Given the data, the PDO could be shifting from a cool phase to a warm one — a shift that could mean a wetter decade ahead for much of California. Still, the phenomenon could also turn out be a short-lived blip, not a years-long flip.
Unlike El Niño, which focuses on sea surface temperatures in a stretch of the Pacific near the equator, the PDO looks at water in the northern part of the ocean, from Hawaii all the way to Alaska.
According to research scientist Nathan Mantua with the National Oceanic and Atmospheric Administration, the PDO has a warm phase and a cool phase, and each one can last anywhere from a few years to decades.
During the warm phase, waters along the coast of the western U.S. tend to heat up while the larger ocean about 200 miles off the coast cools down. During the cool phase these trends are reversed.
"When you have the warm pattern of the PDO, it tends to be wet in the southwest U.S. and northern Mexico," he explained.
During those same years you are more likely to see drought in the Northern Rockies, Idaho, Eastern Washington, Western Montana and Southern British Columbia.
Likewise, the cool phase is linked to wetter periods up north but dry conditions in Southern California and neighboring states.
Mantua says the PDO has been mostly in a cool phase since 1998, coinciding with some of California's driest years on record.
Climate scientist Bill Patzert with the Jet Propulsion Laboratory thinks it's this PDO pattern that is responsible in large part for the severe drought in the region.
Long-term drought buster on the horizon?
However, since January of 2014, the PDO has been shifting into a warm mode.
Patzert thinks this could be the drought-buster the state has been hoping for.
"Perhaps in the long term, rooting for a [warm] PDO... is probably the most important thing for California and the American West," he said.

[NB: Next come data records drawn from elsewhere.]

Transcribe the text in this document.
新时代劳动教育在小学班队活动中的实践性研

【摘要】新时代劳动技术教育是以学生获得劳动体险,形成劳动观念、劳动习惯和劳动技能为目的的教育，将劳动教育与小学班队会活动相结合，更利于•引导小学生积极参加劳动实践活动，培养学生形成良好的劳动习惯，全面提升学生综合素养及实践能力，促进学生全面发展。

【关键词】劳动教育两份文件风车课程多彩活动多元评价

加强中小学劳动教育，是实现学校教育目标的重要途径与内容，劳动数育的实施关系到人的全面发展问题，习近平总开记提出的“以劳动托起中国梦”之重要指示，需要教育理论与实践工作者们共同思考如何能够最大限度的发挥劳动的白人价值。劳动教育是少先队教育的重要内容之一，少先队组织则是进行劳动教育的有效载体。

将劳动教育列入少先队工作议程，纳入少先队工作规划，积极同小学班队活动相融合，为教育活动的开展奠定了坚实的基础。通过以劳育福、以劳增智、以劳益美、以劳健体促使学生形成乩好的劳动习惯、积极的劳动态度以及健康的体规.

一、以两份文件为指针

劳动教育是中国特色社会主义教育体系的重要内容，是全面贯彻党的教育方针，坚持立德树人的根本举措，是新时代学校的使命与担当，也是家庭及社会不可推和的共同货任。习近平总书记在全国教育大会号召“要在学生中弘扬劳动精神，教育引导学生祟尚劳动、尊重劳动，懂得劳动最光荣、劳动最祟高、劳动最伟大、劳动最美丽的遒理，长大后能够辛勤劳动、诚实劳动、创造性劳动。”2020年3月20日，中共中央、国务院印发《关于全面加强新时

Thursday and Friday at JPL's von Kármán Auditorium, Patzert will give a free public lecture on the PDO, El Niño and drought.
He said even a strong El Niño isn't likely to supply all the water needed to get California out of a drought this bad.

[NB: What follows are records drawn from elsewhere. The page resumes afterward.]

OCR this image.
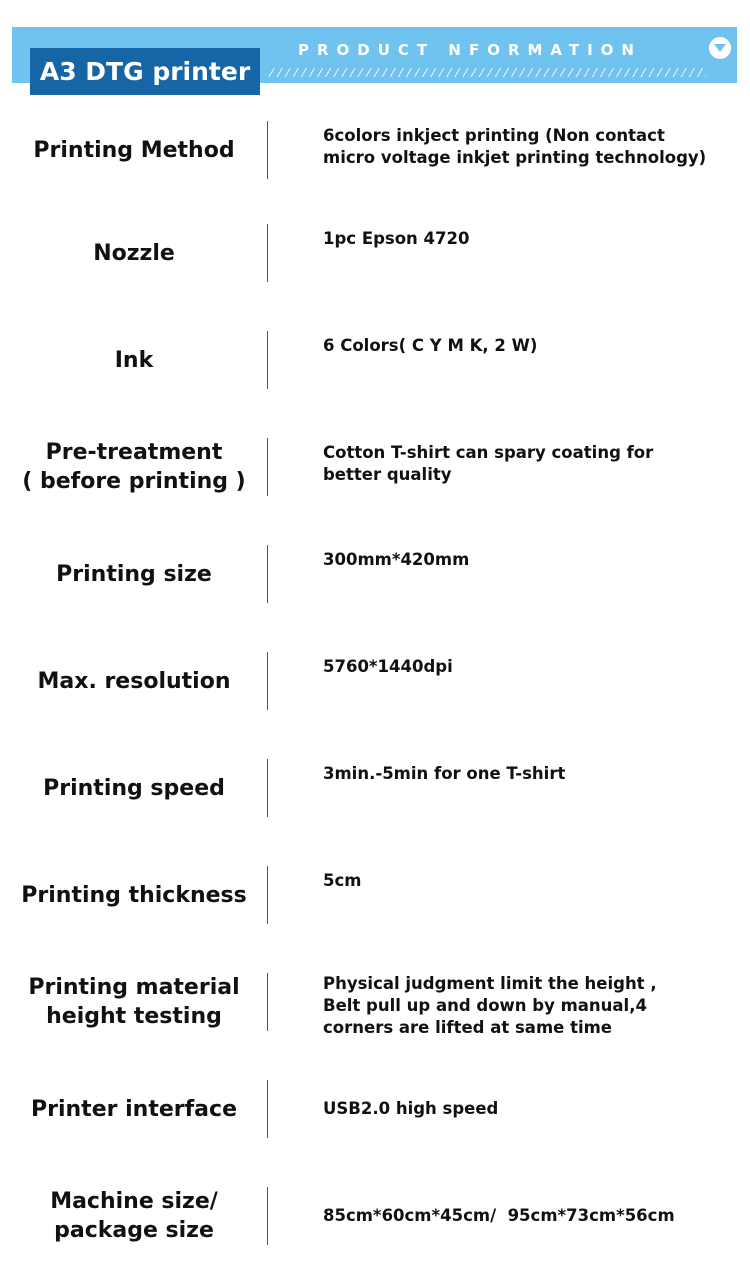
PRODUCT NFORMATION
A3 DTG printer
Printing Method
6colors inkject printing (Non contact
micro voltage inkjet printing technology)
Nozzle
1pc Epson 4720
Ink
6 Colors( C Y M K, 2 W)
Pre-treatment
( before printing )
Cotton T-shirt can spary coating for
better quality
Printing size
300mm*420mm
Max. resolution
5760*1440dpi
Printing speed
3min.-5min for one T-shirt
Printing thickness
5cm
Printing material
height testing
Physical judgment limit the height ,
Belt pull up and down by manual,4
corners are lifted at same time
Printer interface	USB2.0 high speed
Machine size/
package size
85cm*60cm*45cm/  95cm*73cm*56cm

In fact, a recent NASA study found the state would need double the average rainfall in a single year to break the drought.

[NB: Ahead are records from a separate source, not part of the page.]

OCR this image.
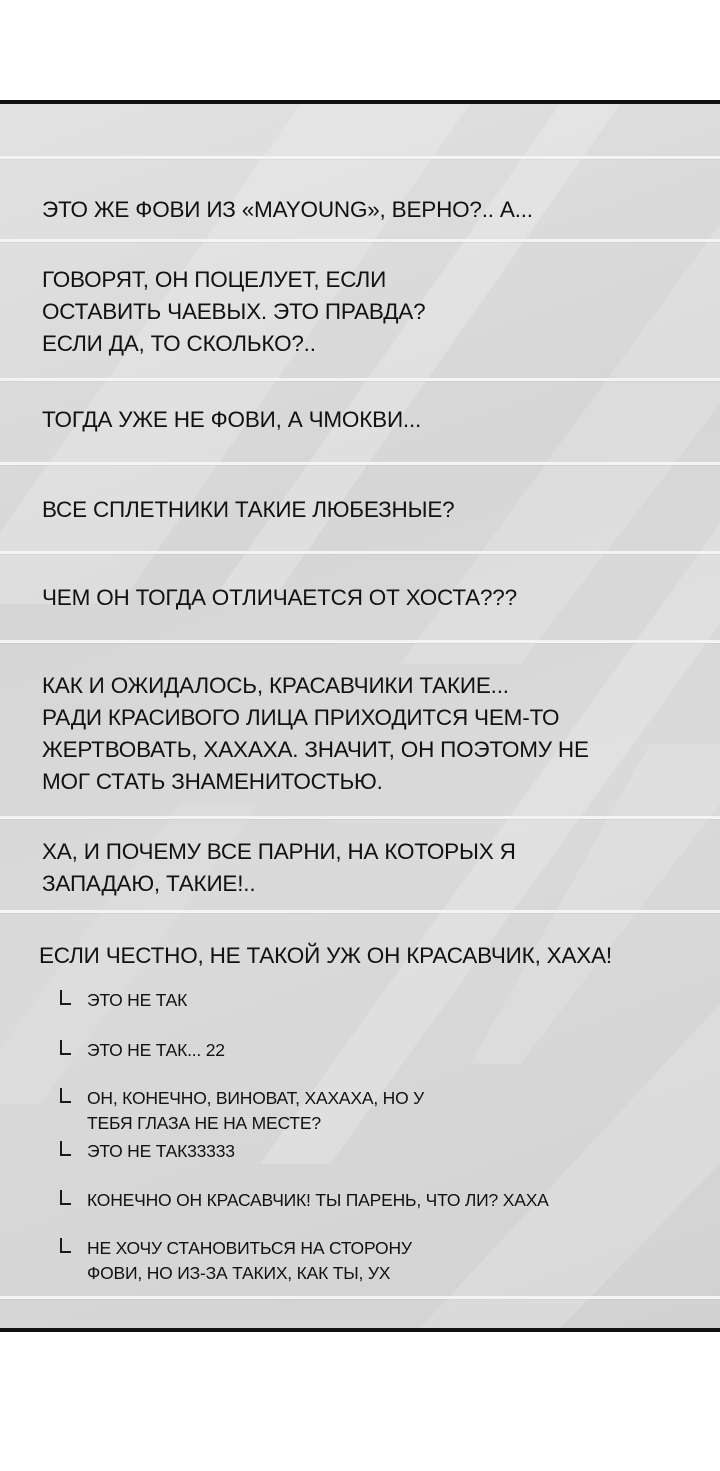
ЭТО ЖЕ ФОВИ ИЗ «MAYOUNG», ВЕРНО?.. А...

ГОВОРЯТ, ОН ПОЦЕЛУЕТ, ЕСЛИ
ОСТАВИТЬ ЧАЕВЫХ. ЭТО ПРАВДА?
ЕСЛИ ДА, ТО СКОЛЬКО?..

ТОГДА УЖЕ НЕ ФОВИ, А ЧМОКВИ...

ВСЕ СПЛЕТНИКИ ТАКИЕ ЛЮБЕЗНЫЕ?

ЧЕМ ОН ТОГДА ОТЛИЧАЕТСЯ ОТ ХОСТА???

КАК И ОЖИДАЛОСЬ, КРАСАВЧИКИ ТАКИЕ...
РАДИ КРАСИВОГО ЛИЦА ПРИХОДИТСЯ ЧЕМ-ТО
ЖЕРТВОВАТЬ, ХАХАХА. ЗНАЧИТ, ОН ПОЭТОМУ НЕ
МОГ СТАТЬ ЗНАМЕНИТОСТЬЮ.

ХА, И ПОЧЕМУ ВСЕ ПАРНИ, НА КОТОРЫХ Я
ЗАПАДАЮ, ТАКИЕ!..

ЕСЛИ ЧЕСТНО, НЕ ТАКОЙ УЖ ОН КРАСАВЧИК, ХАХА!

ЭТО НЕ ТАК
ЭТО НЕ ТАК... 22
ОН, КОНЕЧНО, ВИНОВАТ, ХАХАХА, НО У
ТЕБЯ ГЛАЗА НЕ НА МЕСТЕ?
ЭТО НЕ ТАК33333
КОНЕЧНО ОН КРАСАВЧИК! ТЫ ПАРЕНЬ, ЧТО ЛИ? ХАХА
НЕ ХОЧУ СТАНОВИТЬСЯ НА СТОРОНУ
ФОВИ, НО ИЗ-ЗА ТАКИХ, КАК ТЫ, УХ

"In the long run these decadal or multi-decade variations in the Pacific are really the key to sustaining California agriculture and California civilization," Patzert said.
That may be true for Southern California, but it is less clear how a warm PDO will affect Northern California, said NOAA's Nathan Mantua.
That's because the northern part of the state is between the two regions that switch from wet and dry as the PDO shifts.
"Northern California sort of sits between the ends of this sort of north-south see-saw," he said.
Still, he's optimistic that a warm PDO is coming, since the major index predicting this pattern has been positive for 19 months.
But Mantua cautions that even such a strong signal can result in a warm PDO that only lasts a year or so.
"Beyond that, it's going depend on what the winds do and the weather patterns," he said.
Sometimes those can change rapidly and dramatically, bringing drought conditions anew to California.
Another wild card, according to JPL's Patzert, is how climate change will affect the PDO and related weather patterns.
"As we move into the 21st Century, climate is shifting beneath our feet... nobody really understands what the impact will be," he said.
For now, climate watchers will keep their eyes on the ocean for signals of the weather to come.